On Wednesdays I write about my strategy game, Strategic Primer.
As I mentioned in the reports of the two turns in which this came up, the players have (several times already in the current campaign) made decisions and asked questions regarding exploration that went far beyond what I had thought to prepare.
So, as part of the suite of assistive programs I plan to write, and as something I need even without a program to do the number-crunching for me, I’ve been trying to come up with a good system for finding out what is in any given place, and what any given “person” passing through (or searching in more detail) will discover.
At present, each tile (a quarter of a square mile) has what is known in the map code as an “event,” one of 256 possibilities. Most of these are “nothing interesting here,” and many of the others are duplicates of each other too, but there are ruined and burned-out fortresses and towns of varying sizes (plus the occasional active town), mineral and stone deposits of various kinds (exposed or not), caves, and “signs of a long-ago battle here.” They were assigned utterly randomly, with no consideration for whether they were appropriate for the tile type.
When an explorer passes through, I determine an appropriate difficulty level based on the terrain, then roll (modified according to the rules governing levels in Jobs and skills) to find out whether the “event” was discovered. For more detailed investigation of “ancient battlefields,” ruined or burned-out towns or fortresses, and the like I’ve just made up something that sounded reasonable.
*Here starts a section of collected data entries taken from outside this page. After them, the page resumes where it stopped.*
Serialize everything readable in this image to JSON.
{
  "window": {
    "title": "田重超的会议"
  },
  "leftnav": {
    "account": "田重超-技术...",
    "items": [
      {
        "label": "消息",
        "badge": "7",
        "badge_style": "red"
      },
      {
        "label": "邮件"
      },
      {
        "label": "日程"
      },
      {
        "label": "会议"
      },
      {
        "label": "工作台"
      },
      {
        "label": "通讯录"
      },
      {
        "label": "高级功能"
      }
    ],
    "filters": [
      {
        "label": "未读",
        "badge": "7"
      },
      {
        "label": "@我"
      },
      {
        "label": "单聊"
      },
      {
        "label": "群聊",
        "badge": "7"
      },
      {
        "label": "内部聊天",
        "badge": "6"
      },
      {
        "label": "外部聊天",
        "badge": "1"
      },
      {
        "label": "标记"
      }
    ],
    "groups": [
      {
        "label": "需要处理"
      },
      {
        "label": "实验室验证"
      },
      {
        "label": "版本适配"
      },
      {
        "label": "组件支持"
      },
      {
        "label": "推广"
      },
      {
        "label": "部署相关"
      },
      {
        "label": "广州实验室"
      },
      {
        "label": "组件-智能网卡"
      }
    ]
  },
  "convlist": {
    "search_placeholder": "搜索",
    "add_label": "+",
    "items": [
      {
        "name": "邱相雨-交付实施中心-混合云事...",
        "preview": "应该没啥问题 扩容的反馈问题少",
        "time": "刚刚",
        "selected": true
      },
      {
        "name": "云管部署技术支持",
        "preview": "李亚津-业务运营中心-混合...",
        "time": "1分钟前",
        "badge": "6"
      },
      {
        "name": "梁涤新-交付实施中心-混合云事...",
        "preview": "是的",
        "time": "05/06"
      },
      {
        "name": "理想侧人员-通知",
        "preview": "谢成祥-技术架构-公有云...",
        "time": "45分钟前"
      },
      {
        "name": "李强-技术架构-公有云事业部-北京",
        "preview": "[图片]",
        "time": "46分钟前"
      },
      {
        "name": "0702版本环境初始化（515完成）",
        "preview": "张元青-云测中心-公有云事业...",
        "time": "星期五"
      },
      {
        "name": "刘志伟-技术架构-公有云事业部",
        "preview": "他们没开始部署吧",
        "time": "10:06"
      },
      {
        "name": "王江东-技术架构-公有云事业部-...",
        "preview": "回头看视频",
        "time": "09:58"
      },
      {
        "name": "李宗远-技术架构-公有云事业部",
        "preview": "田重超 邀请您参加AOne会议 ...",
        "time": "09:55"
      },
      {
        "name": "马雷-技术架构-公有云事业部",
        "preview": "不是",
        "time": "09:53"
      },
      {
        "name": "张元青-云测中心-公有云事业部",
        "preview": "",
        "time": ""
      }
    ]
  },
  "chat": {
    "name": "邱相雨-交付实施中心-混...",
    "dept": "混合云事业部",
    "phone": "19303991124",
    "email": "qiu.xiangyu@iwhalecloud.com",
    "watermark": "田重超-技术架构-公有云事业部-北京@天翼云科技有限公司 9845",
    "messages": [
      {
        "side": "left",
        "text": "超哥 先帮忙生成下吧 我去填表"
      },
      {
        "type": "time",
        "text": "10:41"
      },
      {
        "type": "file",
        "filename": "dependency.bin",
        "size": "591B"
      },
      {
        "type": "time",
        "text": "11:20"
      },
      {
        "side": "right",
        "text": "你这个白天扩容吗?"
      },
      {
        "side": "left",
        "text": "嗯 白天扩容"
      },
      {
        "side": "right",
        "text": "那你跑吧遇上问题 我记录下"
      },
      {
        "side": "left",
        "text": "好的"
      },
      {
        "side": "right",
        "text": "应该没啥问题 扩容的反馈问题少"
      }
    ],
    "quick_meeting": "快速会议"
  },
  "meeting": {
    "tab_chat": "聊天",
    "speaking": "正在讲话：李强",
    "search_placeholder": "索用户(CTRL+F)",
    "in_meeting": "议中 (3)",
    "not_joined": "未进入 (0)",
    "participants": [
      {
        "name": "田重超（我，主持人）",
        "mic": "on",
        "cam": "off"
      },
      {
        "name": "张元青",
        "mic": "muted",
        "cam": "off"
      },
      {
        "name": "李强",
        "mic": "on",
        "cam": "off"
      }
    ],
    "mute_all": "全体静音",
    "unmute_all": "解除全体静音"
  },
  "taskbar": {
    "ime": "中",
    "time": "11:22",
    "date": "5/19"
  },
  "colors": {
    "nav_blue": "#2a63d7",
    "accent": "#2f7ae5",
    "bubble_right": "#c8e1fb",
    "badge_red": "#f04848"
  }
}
I and some of my players have been brainstorming for ideas of what any explorers might encounter that the player might be interested in. We (mostly they) came up with ruins from older civilizations, caves, independent towns, camps of nomadic peoples, abandoned fields, berry patches, meadows, orchards or groves of trees, various minerals (more than I’d thought of while putting the original list together), and various kinds of wildlife (including some that to us are utterly imaginary, like dragons and unicorns).
Any further contributions to that list are welcome (if you have a Google Wave account—or would like to participate in the discussion anyway, via an email-to-Wave gateway robot—you can ask me to add you to the Wave that holds the list), and part of what I wanted to ask your help in. But a bigger problem than brainstorming things that might be encountered anywhere in the world is designing some way to say, sensibly, “This player’s explorer, here, might encounter such-and-such, but that player’s explorer, there, can’t because it’s not there.” This is a problem of defining regions (where relevant) and, in RPG-speak, creating encounter tables. It wouldn’t be all that difficult to add another “event2” field to every tile on the map, create another list, and assign them randomly, but I now know better. On the other hand, I don’t want to create over six thousand encounter tables by hand, so I need some way of making the computer generate sensible data. Preferably deterministically, so that a second explorer who follows the first could encounter the same things without any tricks.